In 2008, Taylor Winkel tore her ACL while playing basketball – a devastating injury that impacted her ability to play her favorite sport. During her consults with various surgeons, she was given three different surgical options. This was the first time she was really introduced to tissue donation.

As only a sophomore in high school, Taylor was excited to secure a spot on her school’s varsity basketball team – which she described as “a pretty amazing feeling.” Taylor remembers playing an intense game against Park High School when unexpectedly she dropped down on the court and tore her anterior cruciate ligament (ACL) in her left knee.

Shortly after the game, Taylor met with many doctors and surgeons for any chance of healing. In the meantime, she was walking in crutches and kept her knee on ice. One of the hardest parts for Taylor was watching her team from the sidelines. At the time, basketball was her life.  

Taylor also had a monumental task coming up in just two weeks: her driver’s license test. After consulting with her surgeons, doctors and the licensing center; she was directed to reschedule her test for post-recovery – about four months later.

Receiving Donor Tissue

Out of the three healing options her Twin Cities Orthopedics surgeon explained, Taylor chose to receive donor tissue to replace her torn ACL. Her surgeon explained how donor tissue could allow her to heal faster than the other options and potentially for her to play again at full-strength.

Three weeks following her injury, Taylor had surgery to receive her precious gift: a deceased donor’s tissue. After a few months of recovery, Taylor gained her full range of motion a lot sooner than many expected. Her surgeons credited it to the deceased donor tissue donation, which often heals much stronger with minimal scarring. In fact, Taylor’s sister experienced an identical injury, decided to go a different route in her healing and continues to have a large visible scar around her knee.

After recovering from her surgery, Taylor made it back on the basketball court – and in record time – by the end of the season. One of the most memorable moments for Taylor was that she continued playing for two more years and earned her spot as team captain for her senior year. Most people are not able to fully recover or compete at the same level – competition or fitness-wise – as they had before.  

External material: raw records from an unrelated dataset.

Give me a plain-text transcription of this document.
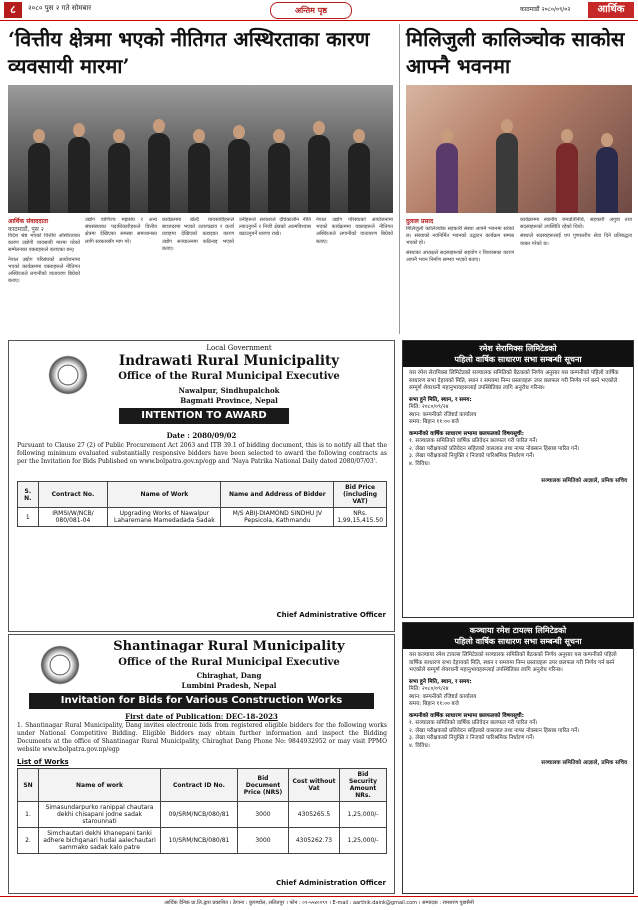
८	२०८० पुस २ गते सोमबार	अन्तिम पृष्ठ	काठमाडौं २०८०/०९/०२	आर्थिक
‘वित्तीय क्षेत्रमा भएको नीतिगत अस्थिरताका कारण व्यवसायी मारमा’
मिलिजुली कालिञ्चोक साकोस आफ्नै भवनमा
आर्थिक संवाददाता
काठमाडौं, पुस २
दुलाल प्रसाद

विदेश श्रेष्ठ भएको वित्तीय अस्थिरताका कारण उद्योगी व्यवसायी मारमा परेको सम्मेलनका वक्ताहरूले बताएका छन्।

नेपाल उद्योग परिसंघको आयोजनामा भएको कार्यक्रममा वक्ताहरूले नीतिगत अस्थिरताले लगानीको वातावरण बिग्रेको बताए।

उद्योग वाणिज्य महासंघ र अन्य संघसंस्थाका पदाधिकारीहरूले वित्तीय क्षेत्रमा देखिएका समस्या समाधानका लागि सरकारसँग माग गरे।

कार्यक्रममा बोल्दै व्यवसायीहरूले ब्याजदरमा भएको उतारचढाव र कर्जा प्रवाहमा देखिएको कडाइका कारण उद्योग सञ्चालनमा कठिनाइ भएको बताए।

उनीहरूले सरकारले दीर्घकालीन नीति ल्याउनुपर्ने र निजी क्षेत्रको आत्मविश्वास बढाउनुपर्ने धारणा राखे।

नेपाल उद्योग परिसंघको आयोजनामा भएको कार्यक्रममा वक्ताहरूले नीतिगत अस्थिरताले लगानीको वातावरण बिग्रेको बताए।

मिलिजुली कालिञ्चोक सहकारी संस्था आफ्नै भवनमा सरेको छ। संस्थाको नवनिर्मित भवनको उद्घाटन कार्यक्रम सम्पन्न भएको हो।

संस्थाका अध्यक्षले सदस्यहरूको सहयोग र विश्वासका कारण आफ्नै भवन निर्माण सम्भव भएको बताए।

कार्यक्रममा स्थानीय जनप्रतिनिधि, सहकारी अगुवा तथा सदस्यहरूको उपस्थिति रहेको थियो।

संस्थाले सदस्यहरूलाई थप गुणस्तरीय सेवा दिने प्रतिबद्धता व्यक्त गरेको छ।

Local Government
Indrawati Rural Municipality
Office of the Rural Municipal Executive
Nawalpur, Sindhupalchok
Bagmati Province, Nepal
INTENTION TO AWARD
Date : 2080/09/02
Pursuant to Clause 27 (2) of Public Procurement Act 2063 and ITB 39.1 of bidding document, this is to notify all that the following minimum evaluated substantially responsive bidders have been selected to award the following contracts as per the Invitation for Bids Published on www.bolpatra.gov.np/egp and 'Naya Patrika National Daily dated 2080/07/03'.
S. N.	Contract No.	Name of Work	Name and Address of Bidder	Bid Price (including VAT)
1	IRMSI/W/NCB/ 080/081-04	Upgrading Works of Nawalpur Laharemane Mamedadada Sadak	M/S ABIJ-DIAMOND SINDHU JV Pepsicola, Kathmandu	NRs. 1,99,15,415.50
Chief Administrative Officer
Shantinagar Rural Municipality
Office of the Rural Municipal Executive
Chiraghat, Dang
Lumbini Pradesh, Nepal
Invitation for Bids for Various Construction Works
First date of Publication: DEC-18-2023
1. Shantinagar Rural Municipality, Dang invites electronic bids from registered eligible bidders for the following works under National Competitive Bidding. Eligible Bidders may obtain further information and inspect the Bidding Documents at the office of Shantinagar Rural Municipality, Chiraghat Dang Phone No: 9844932952 or may visit PPMO website www.bolpatra.gov.np/egp
List of Works
SN	Name of work	Contract ID No.	Bid Document Price (NRS)	Cost without Vat	Bid Security Amount NRs.
1.	Simasundarpurko ranippal chautara dekhi chisapani jodne sadak starounnati	09/SRM/NCB/080/81	3000	4305265.5	1,25,000/-
2.	Simchautari dekhi khanepani tanki adhere bichganari hudai aalechautari sammako sadak kalo patre	10/SRM/NCB/080/81	3000	4305262.73	1,25,000/-
Chief Administration Officer
रमेश सेरामिक्स लिमिटेडको
पहिलो वार्षिक साधारण सभा सम्बन्धी सूचना
यस रमेश सेरामिक्स लिमिटेडको सञ्चालक समितिको बैठकको निर्णय अनुसार यस कम्पनीको पहिलो वार्षिक साधारण सभा देहायको मिति, स्थान र समयमा निम्न प्रस्तावहरू उपर छलफल गरी निर्णय गर्न बस्ने भएकोले सम्पूर्ण शेयरधनी महानुभावहरूलाई उपस्थितिका लागि अनुरोध गरिन्छ।
सभा हुने मिति, स्थान, र समय:
मिति: २०८०/०९/२४
स्थान: कम्पनीको रजिष्टर्ड कार्यालय
समय: बिहान ११:०० बजे
कम्पनीको वार्षिक साधारण सभामा छलफलको विषयसूची:
१. सञ्चालक समितिको वार्षिक प्रतिवेदन छलफल गरी पारित गर्ने।
२. लेखा परीक्षकको प्रतिवेदन सहितको वासलात तथा नाफा नोक्सान हिसाब पारित गर्ने।
३. लेखा परीक्षकको नियुक्ति र निजको पारिश्रमिक निर्धारण गर्ने।
४. विविध।
सञ्चालक समितिको आज्ञाले, प्रमिक सचिव
कञ्चाया रमेश टायल्स लिमिटेडको
पहिलो वार्षिक साधारण सभा सम्बन्धी सूचना
यस कञ्चाया रमेश टायल्स लिमिटेडको सञ्चालक समितिको बैठकको निर्णय अनुसार यस कम्पनीको पहिलो वार्षिक साधारण सभा देहायको मिति, स्थान र समयमा निम्न प्रस्तावहरू उपर छलफल गरी निर्णय गर्न बस्ने भएकोले सम्पूर्ण शेयरधनी महानुभावहरूलाई उपस्थितिका लागि अनुरोध गरिन्छ।
सभा हुने मिति, स्थान, र समय:
मिति: २०८०/०९/२४
स्थान: कम्पनीको रजिष्टर्ड कार्यालय
समय: बिहान ११:०० बजे
कम्पनीको वार्षिक साधारण सभामा छलफलको विषयसूची:
१. सञ्चालक समितिको वार्षिक प्रतिवेदन छलफल गरी पारित गर्ने।
२. लेखा परीक्षकको प्रतिवेदन सहितको वासलात तथा नाफा नोक्सान हिसाब पारित गर्ने।
३. लेखा परीक्षकको नियुक्ति र निजको पारिश्रमिक निर्धारण गर्ने।
४. विविध।
सञ्चालक समितिको आज्ञाले, प्रमिक सचिव
आर्थिक दैनिक प्रा.लि.द्वारा प्रकाशित । ठेगाना : कुपण्डोल, ललितपुर । फोन : ०१-५५४०२९९ । E-mail : aarthik.daink@gmail.com । सम्पादक : रामशरण पुडासैनी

“When I got my driver’s license, just three months after my surgery, I checked the box to be an organ, tissue, and eye donor. I thought about my tissue donor, but really did not understand donation. I joked with friends and teammates that I received donor tissue from a basketball star. I understand now that my donor was not likely a basketball star. They were your average everyday hero, and they live on through me and others!” – Taylor Winkel, tissue recipient 

Taylor and team on basketball court
Taylor (#5) joins her team on the court before a game

Paying It Forward

After high school, Taylor received her undergraduate degree in Genetics, and two master’s degrees in Public Administration and Emergency Management, and Macro-Level Social Work. This vast knowledge could have lead her down many paths but in early 2019 she accepted a position with LifeSource as a Family Support Coordinator. This role gives Taylor an opportunity to tap into her educational experience, share her story, and help families during an overwhelming and traumatic time.